Côté judo

Hors du temps

Odile Canezin
43 ans, à trente points de la ceinture noire, Pyrénées-Atlantiques

Mes filles m’ont vu échouer, persévérer, insister… j’espère qu’elles retiendront ces leçons pour leur propre parcours.

A l’âge où elles sont légion à remiser leur judogi au placard pour s’occuper de leur progéniture, Odile Canezin a décidé, il y a quatre ans, de reprendre du service. Le nouveau chapitre d’une histoire écrite jusque-là en pointillés, mais toujours avec la même appétence.

« À six ans, un peu garçon manqué, j’ai vite tranché entre la danse et le judo, les deux choix qui s’offraient à moi dans mon village. Je suis allée jusqu’à la ceinture orange avant de bifurquer sur le tennis, se remémore cette directrice de services publics. En arrivant sur Toulouse pour mes études, je m’y suis remise quelques temps à la fac, de même que lorsque j’ai débuté un nouveau travail du côté de Pau, où je suis devenue ceinture bleue. À chaque fois, j’ai pu apprécier l’intemporalité de la pratique : un univers discipliné, hiérarchisé, avec un état d’esprit collectif fort, des techniques aux noms qui ne changent pas et une tenue que j’ai toujours trouvé esthétique. Ce n’est pas pour autant que le judo n’évolue pas mais, dans l’essence, tout se perpétue. »

Pour faciliter un énième retour aux sources au Dojo Biarrot, que fréquentaient déjà Caroline et Mathilde, ses filles de cinq et neuf ans à l’époque, entrepris d’abord dans une démarche « très loisir ». C’était sans compter sur l’obtention de sa ceinture marron, ouvrant subitement son champ des possibles… « Ce serait bien que tu passes la noire, entendais-je dire de ci de là, se souvient encore très clairement Odile. Pour moi, c’était réservé aux sportifs, aux plus forts, et donc pas pour moi. Il y a vingt ans, j’aurais même ri de cette proposition. Mais si cela ressemblait encore à de la folie dans mon esprit, je me suis rendue compte que ce n’était pas si inaccessible que ça, et je me suis lancée avec ma prof Laure Etcheverry et deux parents d’élèves devenus des amis au fil du temps. »

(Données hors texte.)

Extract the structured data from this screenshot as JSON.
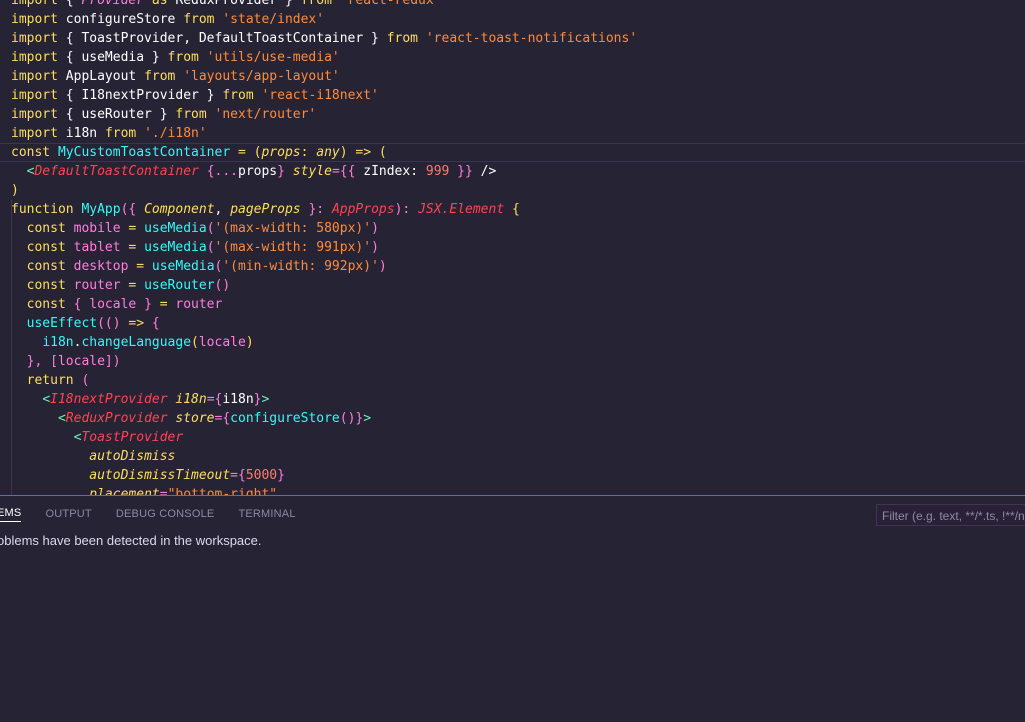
{
  "editor": {
    "lines": [
      [
        [
          "kw",
          "import"
        ],
        [
          "pl",
          " { "
        ],
        [
          "var it",
          "Provider"
        ],
        [
          "kw",
          " as "
        ],
        [
          "pl",
          "ReduxProvider } "
        ],
        [
          "kw",
          "from"
        ],
        [
          "str",
          " 'react-redux'"
        ]
      ],
      [
        [
          "kw",
          "import"
        ],
        [
          "pl",
          " configureStore "
        ],
        [
          "kw",
          "from"
        ],
        [
          "str",
          " 'state/index'"
        ]
      ],
      [
        [
          "kw",
          "import"
        ],
        [
          "pl",
          " { ToastProvider, DefaultToastContainer } "
        ],
        [
          "kw",
          "from"
        ],
        [
          "str",
          " 'react-toast-notifications'"
        ]
      ],
      [
        [
          "kw",
          "import"
        ],
        [
          "pl",
          " { useMedia } "
        ],
        [
          "kw",
          "from"
        ],
        [
          "str",
          " 'utils/use-media'"
        ]
      ],
      [
        [
          "kw",
          "import"
        ],
        [
          "pl",
          " AppLayout "
        ],
        [
          "kw",
          "from"
        ],
        [
          "str",
          " 'layouts/app-layout'"
        ]
      ],
      [
        [
          "kw",
          "import"
        ],
        [
          "pl",
          " { I18nextProvider } "
        ],
        [
          "kw",
          "from"
        ],
        [
          "str",
          " 'react-i18next'"
        ]
      ],
      [
        [
          "kw",
          "import"
        ],
        [
          "pl",
          " { useRouter } "
        ],
        [
          "kw",
          "from"
        ],
        [
          "str",
          " 'next/router'"
        ]
      ],
      [
        [
          "kw",
          "import"
        ],
        [
          "pl",
          " i18n "
        ],
        [
          "kw",
          "from"
        ],
        [
          "str",
          " './i18n'"
        ]
      ],
      [
        [
          "kw",
          "const"
        ],
        [
          "fn",
          " MyCustomToastContainer"
        ],
        [
          "kw",
          " = "
        ],
        [
          "kw",
          "("
        ],
        [
          "attr",
          "props"
        ],
        [
          "kw",
          ": "
        ],
        [
          "attr",
          "any"
        ],
        [
          "kw",
          ") => "
        ],
        [
          "kw",
          "("
        ]
      ],
      [
        [
          "pl",
          "  "
        ],
        [
          "tag",
          "<"
        ],
        [
          "typ it",
          "DefaultToastContainer"
        ],
        [
          "pl",
          " "
        ],
        [
          "var",
          "{..."
        ],
        [
          "pl",
          "props"
        ],
        [
          "var",
          "}"
        ],
        [
          "pl",
          " "
        ],
        [
          "attr",
          "style"
        ],
        [
          "var",
          "={{"
        ],
        [
          "pl",
          " zIndex: "
        ],
        [
          "num",
          "999"
        ],
        [
          "var",
          " }}"
        ],
        [
          "pl",
          " />"
        ]
      ],
      [
        [
          "kw",
          ")"
        ]
      ],
      [
        [
          "kw",
          "function"
        ],
        [
          "fn",
          " MyApp"
        ],
        [
          "var",
          "({ "
        ],
        [
          "attr",
          "Component"
        ],
        [
          "pl",
          ", "
        ],
        [
          "attr",
          "pageProps"
        ],
        [
          "var",
          " }: "
        ],
        [
          "typ it",
          "AppProps"
        ],
        [
          "var",
          "): "
        ],
        [
          "typ it",
          "JSX.Element"
        ],
        [
          "kw",
          " {"
        ]
      ],
      [
        [
          "pl",
          "  "
        ],
        [
          "kw",
          "const"
        ],
        [
          "var",
          " mobile"
        ],
        [
          "kw",
          " = "
        ],
        [
          "fn",
          "useMedia"
        ],
        [
          "var",
          "("
        ],
        [
          "str",
          "'(max-width: 580px)'"
        ],
        [
          "var",
          ")"
        ]
      ],
      [
        [
          "pl",
          "  "
        ],
        [
          "kw",
          "const"
        ],
        [
          "var",
          " tablet"
        ],
        [
          "kw",
          " = "
        ],
        [
          "fn",
          "useMedia"
        ],
        [
          "var",
          "("
        ],
        [
          "str",
          "'(max-width: 991px)'"
        ],
        [
          "var",
          ")"
        ]
      ],
      [
        [
          "pl",
          "  "
        ],
        [
          "kw",
          "const"
        ],
        [
          "var",
          " desktop"
        ],
        [
          "kw",
          " = "
        ],
        [
          "fn",
          "useMedia"
        ],
        [
          "var",
          "("
        ],
        [
          "str",
          "'(min-width: 992px)'"
        ],
        [
          "var",
          ")"
        ]
      ],
      [
        [
          "pl",
          "  "
        ],
        [
          "kw",
          "const"
        ],
        [
          "var",
          " router"
        ],
        [
          "kw",
          " = "
        ],
        [
          "fn",
          "useRouter"
        ],
        [
          "var",
          "()"
        ]
      ],
      [
        [
          "pl",
          "  "
        ],
        [
          "kw",
          "const"
        ],
        [
          "var",
          " { locale } "
        ],
        [
          "kw",
          "= "
        ],
        [
          "var",
          "router"
        ]
      ],
      [
        [
          "pl",
          "  "
        ],
        [
          "fn",
          "useEffect"
        ],
        [
          "var",
          "(() "
        ],
        [
          "kw",
          "=> "
        ],
        [
          "var",
          "{"
        ]
      ],
      [
        [
          "pl",
          "    "
        ],
        [
          "fn",
          "i18n"
        ],
        [
          "pl",
          "."
        ],
        [
          "fn",
          "changeLanguage"
        ],
        [
          "kw",
          "("
        ],
        [
          "var",
          "locale"
        ],
        [
          "kw",
          ")"
        ]
      ],
      [
        [
          "pl",
          "  "
        ],
        [
          "var",
          "}, [locale])"
        ]
      ],
      [
        [
          "pl",
          "  "
        ],
        [
          "kw",
          "return"
        ],
        [
          "var",
          " ("
        ]
      ],
      [
        [
          "pl",
          "    "
        ],
        [
          "tag",
          "<"
        ],
        [
          "typ it",
          "I18nextProvider"
        ],
        [
          "pl",
          " "
        ],
        [
          "attr",
          "i18n"
        ],
        [
          "var",
          "={"
        ],
        [
          "pl",
          "i18n"
        ],
        [
          "var",
          "}"
        ],
        [
          "tag",
          ">"
        ]
      ],
      [
        [
          "pl",
          "      "
        ],
        [
          "tag",
          "<"
        ],
        [
          "typ it",
          "ReduxProvider"
        ],
        [
          "pl",
          " "
        ],
        [
          "attr",
          "store"
        ],
        [
          "var",
          "={"
        ],
        [
          "fn",
          "configureStore"
        ],
        [
          "var",
          "()}"
        ],
        [
          "tag",
          ">"
        ]
      ],
      [
        [
          "pl",
          "        "
        ],
        [
          "tag",
          "<"
        ],
        [
          "typ it",
          "ToastProvider"
        ]
      ],
      [
        [
          "pl",
          "          "
        ],
        [
          "attr",
          "autoDismiss"
        ]
      ],
      [
        [
          "pl",
          "          "
        ],
        [
          "attr",
          "autoDismissTimeout"
        ],
        [
          "var",
          "={"
        ],
        [
          "num",
          "5000"
        ],
        [
          "var",
          "}"
        ]
      ],
      [
        [
          "pl",
          "          "
        ],
        [
          "attr",
          "placement"
        ],
        [
          "var",
          "="
        ],
        [
          "str",
          "\"bottom-right\""
        ]
      ]
    ]
  },
  "panel": {
    "tabs": [
      "EMS",
      "OUTPUT",
      "DEBUG CONSOLE",
      "TERMINAL"
    ],
    "filter_placeholder": "Filter (e.g. text, **/*.ts, !**/n",
    "message": "oblems have been detected in the workspace."
  },
  "colors": {
    "background": "#262335",
    "panel_border": "#a0509a",
    "keyword": "#fede5d",
    "function": "#36f9f6",
    "string": "#ff8b39",
    "variable": "#ff7edb",
    "type": "#fe4450"
  }
}
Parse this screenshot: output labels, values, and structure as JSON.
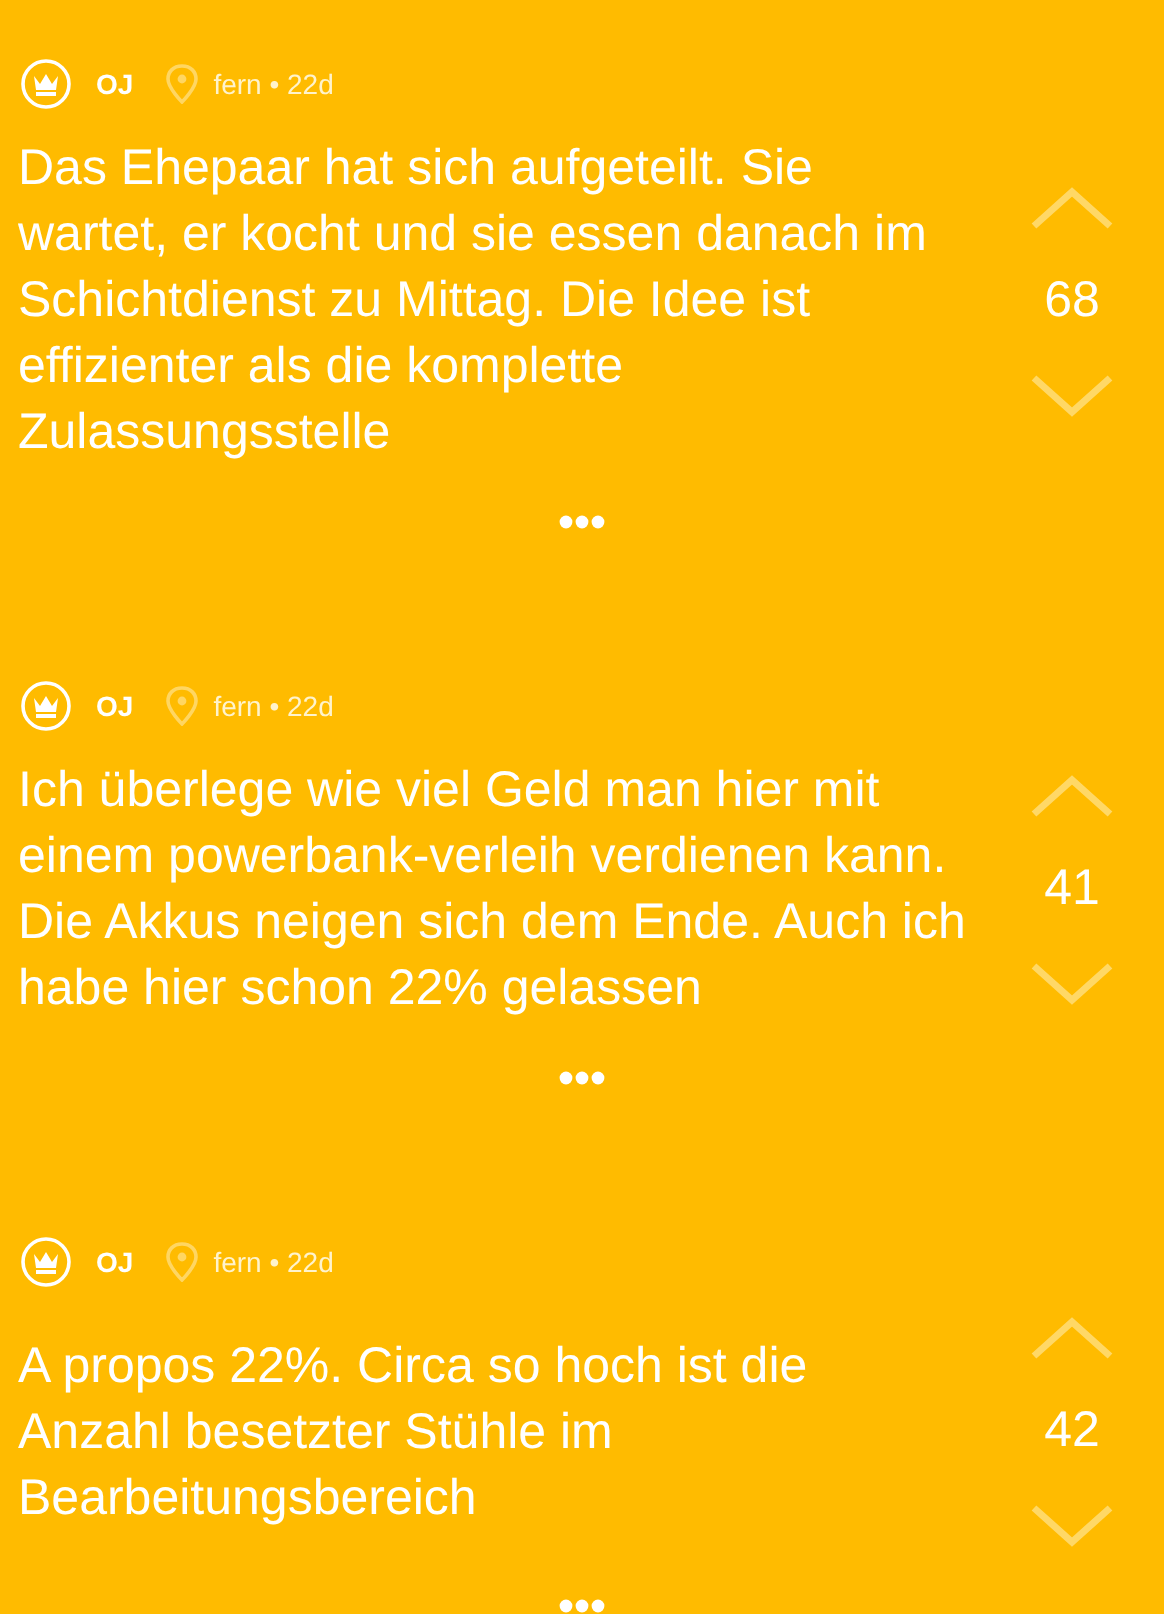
{
  "posts": [
    {
      "author": "OJ",
      "meta": "fern • 22d",
      "text": "Das Ehepaar hat sich aufgeteilt. Sie wartet, er kocht und sie essen danach im Schichtdienst zu Mittag. Die Idee ist effizienter als die komplette Zulassungsstelle",
      "votes": "68"
    },
    {
      "author": "OJ",
      "meta": "fern • 22d",
      "text": "Ich überlege wie viel Geld man hier mit einem powerbank-verleih verdienen kann. Die Akkus neigen sich dem Ende. Auch ich habe hier schon 22% gelassen",
      "votes": "41"
    },
    {
      "author": "OJ",
      "meta": "fern • 22d",
      "text": "A propos 22%. Circa so hoch ist die Anzahl besetzter Stühle im Bearbeitungsbereich",
      "votes": "42"
    }
  ]
}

Malgré le vertige, exacerbé en statique –« on sait que la chute arrive »–, les séances entre midi et deux du mardi, du dimanche matin, et tous les créneaux grignotés dans le planning familial lui offrirent le kata du premier coup, mais également une nouvelle compréhension du judo. « Dans un quotidien où tout va trop vite, prendre le temps de décomposer chaque geste, de le refaire et de l’approfondir fut très enrichissant, avec à la clé un accomplissement identique à l’obtention d’un diplôme. Mes filles m’ont vu échouer, persévérer, insister… j’espère qu’elles retiendront ces leçons pour leur propre parcours. » Comme celle à venir tout prochainement quand leur mère finira d’empocher ses cent points en compétition, où chaque hajime l’emmène une fois de plus hors du temps.